The United Arab Emirates : a study in survival

Davidson, Christopher M. January 2003 (has links)
This present thesis seeks to account for the UAE's remarkable socio-economic development path while also attempting to explain the survival of the state's seemingly anachronistic political structures. In doing so, the thesis proceeds to set up a multi-layered framework drawing upon and reconciling elements of the two major schools of development theory. Specifically, a dependency analysis is used to demonstrate the UAE's inherited situation, including the region's historic peripheralisation, its early rentier structures, and the external reinforcement of a client elite; while a combination of rentier-dependency models and revised modernisation theories are used to illustrate the way in which the UAE's contemporary monarchies have managed to consolidate their position and secure considerable political stability, which is itself an important prerequisite of the modernisation process. With regard to the recent attempts of these 'modernising monarchies' to improve die more negative aspects of their dependency situation, it is shown that while there have been successes there have also been serious development pathologies, and in many ways these must be regarded as the hidden costs of escaping the inevitability of early modernisation predictions and the demise of tradition.
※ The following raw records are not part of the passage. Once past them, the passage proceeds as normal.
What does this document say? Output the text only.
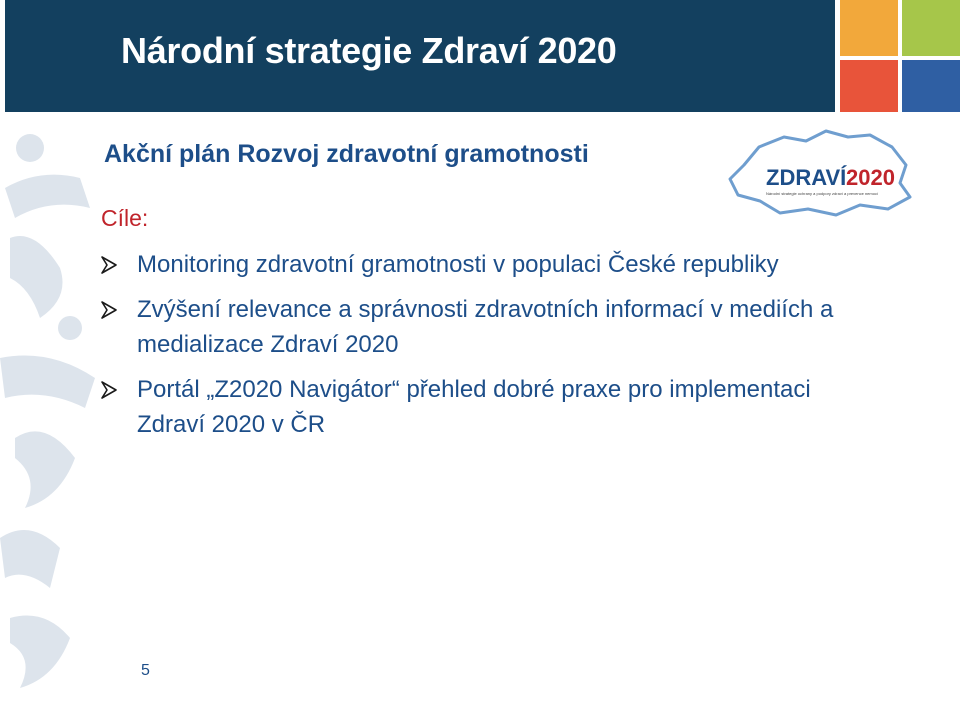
Národní strategie Zdraví 2020
Akční plán Rozvoj zdravotní gramotnosti
Cíle:
Monitoring zdravotní gramotnosti v populaci České republiky
Zvýšení relevance a správnosti zdravotních informací v mediích a medializace Zdraví 2020
Portál „Z2020 Navigátor“ přehled dobré praxe pro implementaci Zdraví 2020 v ČR
ZDRAVÍ 2020
Národní strategie ochrany a podpory zdraví a prevence nemocí
5
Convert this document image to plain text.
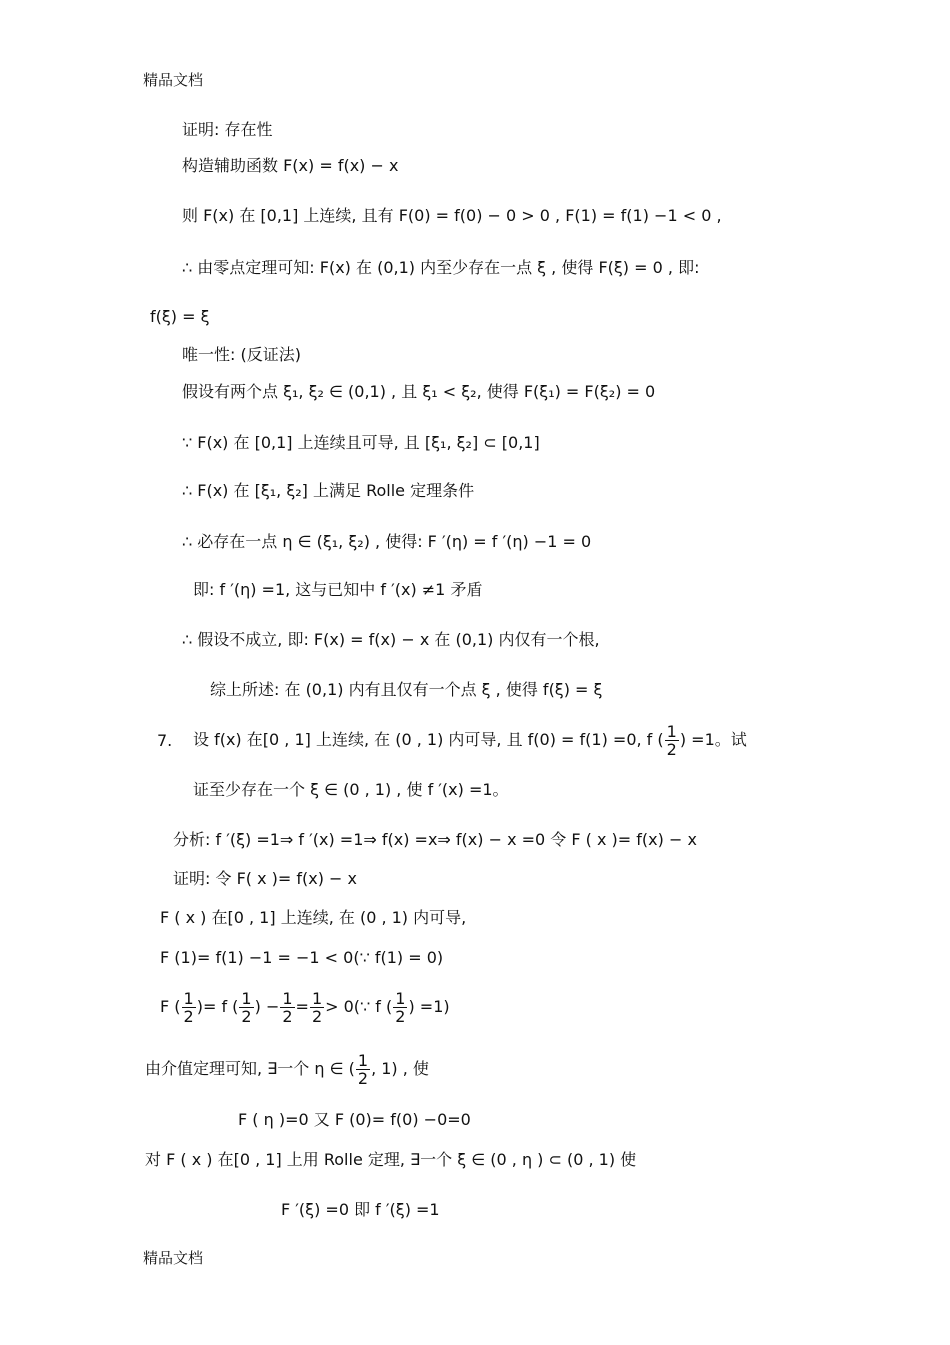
精品文档
证明: 存在性
构造辅助函数 F(x) = f(x) − x
则 F(x) 在 [0,1] 上连续, 且有 F(0) = f(0) − 0 > 0 , F(1) = f(1) −1 < 0 ,
∴ 由零点定理可知: F(x) 在 (0,1) 内至少存在一点 ξ , 使得 F(ξ) = 0 , 即:
f(ξ) = ξ
唯一性: (反证法)
假设有两个点 ξ₁, ξ₂ ∈ (0,1) , 且 ξ₁ < ξ₂, 使得 F(ξ₁) = F(ξ₂) = 0
∵ F(x) 在 [0,1] 上连续且可导, 且 [ξ₁, ξ₂] ⊂ [0,1]
∴ F(x) 在 [ξ₁, ξ₂] 上满足 Rolle 定理条件
∴ 必存在一点 η ∈ (ξ₁, ξ₂) , 使得: F ′(η) = f ′(η) −1 = 0
即: f ′(η) =1, 这与已知中 f ′(x) ≠1 矛盾
∴ 假设不成立, 即: F(x) = f(x) − x 在 (0,1) 内仅有一个根,
综上所述: 在 (0,1) 内有且仅有一个点 ξ , 使得 f(ξ) = ξ
7. 设 f(x) 在[0 , 1] 上连续, 在 (0 , 1) 内可导, 且 f(0) = f(1) =0, f ( $\frac{1}{2}$ ) =1。试
证至少存在一个 ξ ∈ (0 , 1) , 使 f ′(x) =1。
分析: f ′(ξ) =1⇒ f ′(x) =1⇒ f(x) =x⇒ f(x) − x =0 令 F ( x )= f(x) − x
证明: 令 F( x )= f(x) − x
F ( x ) 在[0 , 1] 上连续, 在 (0 , 1) 内可导,
F (1)= f(1) −1 = −1 < 0(∵ f(1) = 0)
F ( $\frac{1}{2}$ )= f ( $\frac{1}{2}$ ) − $\frac{1}{2} = \frac{1}{2}$ > 0(∵ f ( $\frac{1}{2}$ ) =1)
由介值定理可知, ∃一个 η ∈ ( $\frac{1}{2}$ , 1) , 使
F ( η )=0 又 F (0)= f(0) −0=0
对 F ( x ) 在[0 , 1] 上用 Rolle 定理, ∃一个 ξ ∈ (0 , η ) ⊂ (0 , 1) 使
F ′(ξ) =0 即 f ′(ξ) =1
精品文档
Essentially, viewed within a Weberian variant of modernisation theory, the strengthening of the structures which allowed for the stability in the first place can in many cases be seen to have gone too far and has now made legal-rational objectives difficult to achieve. Finally, however, it is suggested that greater modernisation, especially in the form of positive globalising forces, may still provide solutions for these problems. Indeed, while die first wave of globalisation may have reinforced entrenched dependency structures, there are nevertheless clear indications that something of a second wave may well lead to liberalising reforms, a more diversified economy, and a stronger civil society.